Wait. Why didn’t bored parents just go online? Because the Internet was not quite happening. The internet was Compuserve and Prodigy. As a rule, we consider the era of non-geek Net use to have begun in 1995 (and that was clunky dial-up AOL). This is an important consideration not only in the way it limited user options but also in terms of the show’s ethos.

The slogan was The Truth Is Out There. Yes! In 1993, that was where the truth was. In the 1990s, there might have been a human tapeworm living in the sewers of Newark or a manifestation of the demon Azazel substitute-teaching in New Hampshire, and you would have almost no way of reaching out for (and personally vetting) that information. By 2000, the Net had effectively merged Weekly World News and “60 Minutes” and everything in between into one ginormous Cheesecake Factory menu from which you could order just about anything, but in 1993 people were comparatively helpless. We needed a champion like Fox Mulder.

Today, the Truth, as you construe it, is not Out There. It’s in your damn phone. We’re all a little bit Mulder, a little bit Scully. We check shit out and decide whether or not it passes our smell test.

A precipitate of that trend is the way Truth has gotten a bad name. (Mr. Keats, we are so sorry.) What’s a Truther? Somebody who believes the government helped destroy the World Trade Center or that Newtown was a false flag, a tableau mourant staged to promote gun control. Truther might mean you don’t vaccinate your kids, you think AIDS was a government plot, you think Obama was born in Kenya. In 1993, Mulder was heroic for questioning the official record. In 2016, that job belongs to Alex Jones, and the Lone Gunmen have been displaced by the Loud Douchebags. To the reboot’s credit, it grapples with that very problem by having Mulder and Scully rub up against a thinly veiled version of Jones.

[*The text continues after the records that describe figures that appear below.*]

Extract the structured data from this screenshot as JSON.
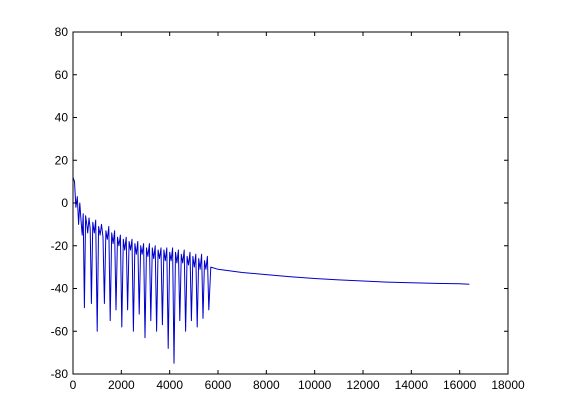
{
  "chart_data": {
    "type": "line",
    "title": "",
    "xlabel": "",
    "ylabel": "",
    "xlim": [
      0,
      18000
    ],
    "ylim": [
      -80,
      80
    ],
    "x_ticks": [
      0,
      2000,
      4000,
      6000,
      8000,
      10000,
      12000,
      14000,
      16000,
      18000
    ],
    "x_tick_labels": [
      "0",
      "2000",
      "4000",
      "6000",
      "8000",
      "10000",
      "12000",
      "14000",
      "16000",
      "18000"
    ],
    "y_ticks": [
      -80,
      -60,
      -40,
      -20,
      0,
      20,
      40,
      60,
      80
    ],
    "y_tick_labels": [
      "-80",
      "-60",
      "-40",
      "-20",
      "0",
      "20",
      "40",
      "60",
      "80"
    ],
    "grid": false,
    "legend": "none",
    "series": [
      {
        "color": "#0000cc",
        "x": [
          0,
          60,
          120,
          180,
          230,
          280,
          330,
          380,
          420,
          470,
          520,
          570,
          610,
          660,
          710,
          760,
          820,
          880,
          940,
          1000,
          1060,
          1120,
          1180,
          1240,
          1300,
          1360,
          1420,
          1480,
          1540,
          1600,
          1660,
          1720,
          1780,
          1840,
          1900,
          1960,
          2020,
          2080,
          2140,
          2200,
          2260,
          2320,
          2380,
          2440,
          2500,
          2560,
          2620,
          2680,
          2740,
          2800,
          2860,
          2920,
          2980,
          3040,
          3100,
          3160,
          3220,
          3280,
          3340,
          3400,
          3460,
          3520,
          3580,
          3640,
          3700,
          3760,
          3820,
          3880,
          3940,
          4000,
          4060,
          4120,
          4180,
          4240,
          4300,
          4360,
          4420,
          4480,
          4540,
          4600,
          4660,
          4720,
          4780,
          4840,
          4900,
          4960,
          5020,
          5080,
          5140,
          5200,
          5260,
          5320,
          5380,
          5440,
          5500,
          5560,
          5620,
          5700,
          6000,
          7000,
          8000,
          9000,
          10000,
          11000,
          12000,
          13000,
          14000,
          15000,
          16000,
          16400
        ],
        "y": [
          12,
          10,
          -2,
          3,
          -10,
          0,
          -8,
          -15,
          -5,
          -49,
          -6,
          -10,
          -14,
          -7,
          -12,
          -47,
          -9,
          -14,
          -8,
          -60,
          -11,
          -15,
          -10,
          -16,
          -47,
          -13,
          -17,
          -11,
          -55,
          -14,
          -19,
          -13,
          -50,
          -16,
          -20,
          -15,
          -58,
          -17,
          -22,
          -16,
          -50,
          -18,
          -22,
          -17,
          -60,
          -19,
          -24,
          -18,
          -52,
          -20,
          -24,
          -19,
          -63,
          -21,
          -25,
          -19,
          -55,
          -21,
          -26,
          -20,
          -60,
          -22,
          -26,
          -21,
          -57,
          -22,
          -27,
          -21,
          -68,
          -23,
          -27,
          -21,
          -75,
          -23,
          -28,
          -22,
          -55,
          -24,
          -28,
          -22,
          -60,
          -25,
          -29,
          -23,
          -55,
          -25,
          -30,
          -24,
          -58,
          -26,
          -31,
          -24,
          -54,
          -27,
          -31,
          -25,
          -50,
          -30,
          -31,
          -32.5,
          -33.5,
          -34.5,
          -35.3,
          -36,
          -36.5,
          -37,
          -37.3,
          -37.6,
          -37.8,
          -38
        ]
      }
    ]
  }
}
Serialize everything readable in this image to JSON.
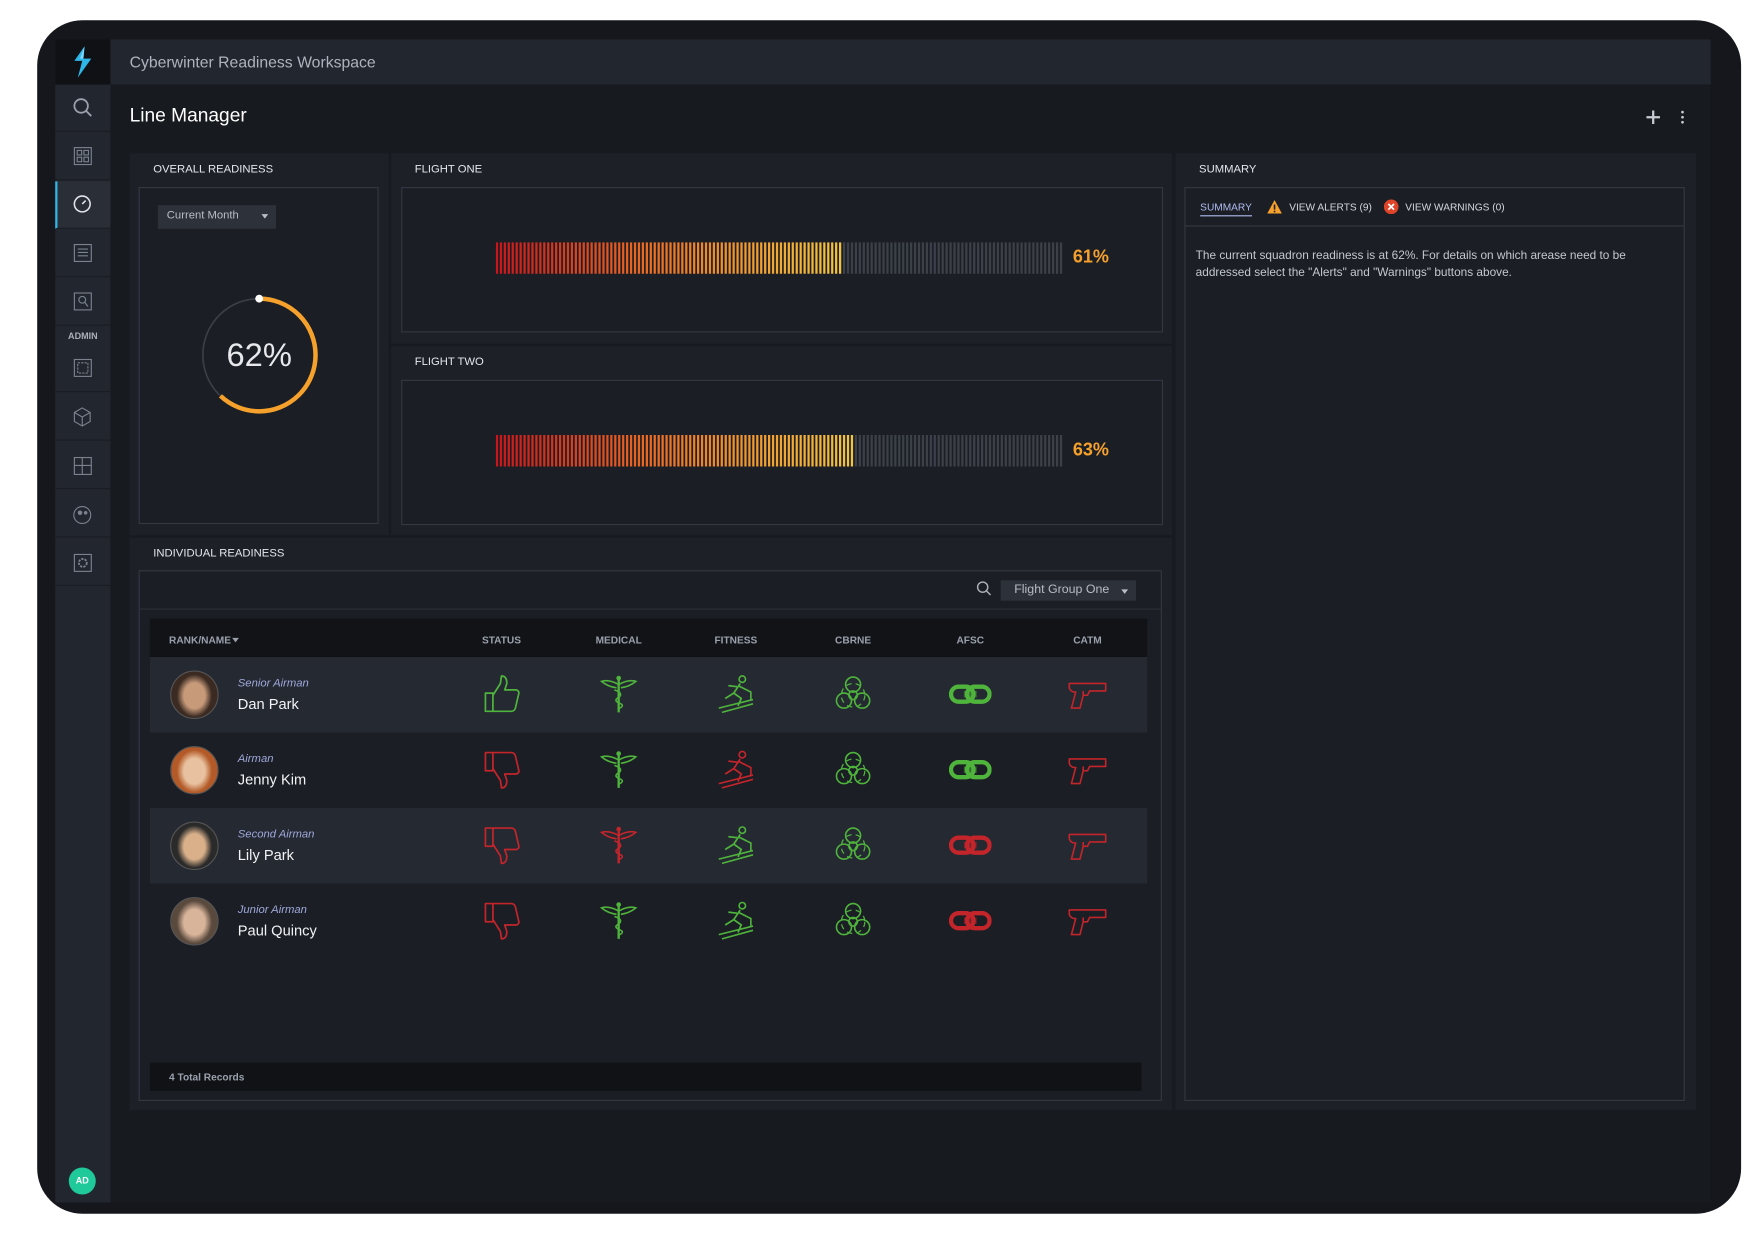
{
  "header": {
    "workspace": "Cyberwinter Readiness Workspace"
  },
  "sidebar": {
    "section_label": "ADMIN",
    "avatar": "AD"
  },
  "page": {
    "title": "Line Manager"
  },
  "overall": {
    "title": "OVERALL READINESS",
    "period": "Current Month",
    "readiness": {
      "value": 62,
      "label": "62%"
    },
    "color": "#f5a12c"
  },
  "flights": [
    {
      "title": "FLIGHT ONE",
      "readiness": {
        "value": 61,
        "label": "61%"
      }
    },
    {
      "title": "FLIGHT TWO",
      "readiness": {
        "value": 63,
        "label": "63%"
      }
    }
  ],
  "summary": {
    "title": "SUMMARY",
    "tabs": [
      "SUMMARY",
      "VIEW ALERTS (9)",
      "VIEW WARNINGS (0)"
    ],
    "text": "The current squadron readiness is at 62%. For details on which arease need to be addressed select the \"Alerts\" and \"Warnings\" buttons above."
  },
  "individual": {
    "title": "INDIVIDUAL READINESS",
    "filter": "Flight Group One",
    "columns": [
      "RANK/NAME",
      "STATUS",
      "MEDICAL",
      "FITNESS",
      "CBRNE",
      "AFSC",
      "CATM"
    ],
    "pass_color": "#4fb43c",
    "fail_color": "#c4252b",
    "rows": [
      {
        "rank": "Senior Airman",
        "name": "Dan Park",
        "pass": [
          true,
          true,
          true,
          true,
          true,
          false
        ]
      },
      {
        "rank": "Airman",
        "name": "Jenny Kim",
        "pass": [
          false,
          true,
          false,
          true,
          true,
          false
        ]
      },
      {
        "rank": "Second Airman",
        "name": "Lily Park",
        "pass": [
          false,
          false,
          true,
          true,
          false,
          false
        ]
      },
      {
        "rank": "Junior Airman",
        "name": "Paul Quincy",
        "pass": [
          false,
          true,
          true,
          true,
          false,
          false
        ]
      }
    ],
    "footer": "4 Total Records"
  }
}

If the preceding sounds depressing, an even darker cultural critic might argue that the core nerdo-apocalyptic audience that sustained the old “X-Files” has moved to a new neighborhood – the one where the battle Mulder was fighting has been catastrophically lost and zombies roam the planet. Daryl Dixon, the prototypical crossbow-wielding backwoods peckerwood Mulder and Scully might have uncovered on one of their monster-hunting field trips, has emerged as a rational model for effective action. Eugene Porter, the kind of speculative nebbish who could have been a likely repository of truth in the “X-Files,” is now the Last Nerd Standing, hapless, useless and a false pretender to arcane knowledge.

So much has altered since 1993. On the other hand, that year saw the publication of a richly-discussed book about the sexual proclivities and attention-seeking behaviors of a wealthy and power-hungry man. It was called “The Lost Tycoon,” and it was about Donald Trump. Some monsters don’t change.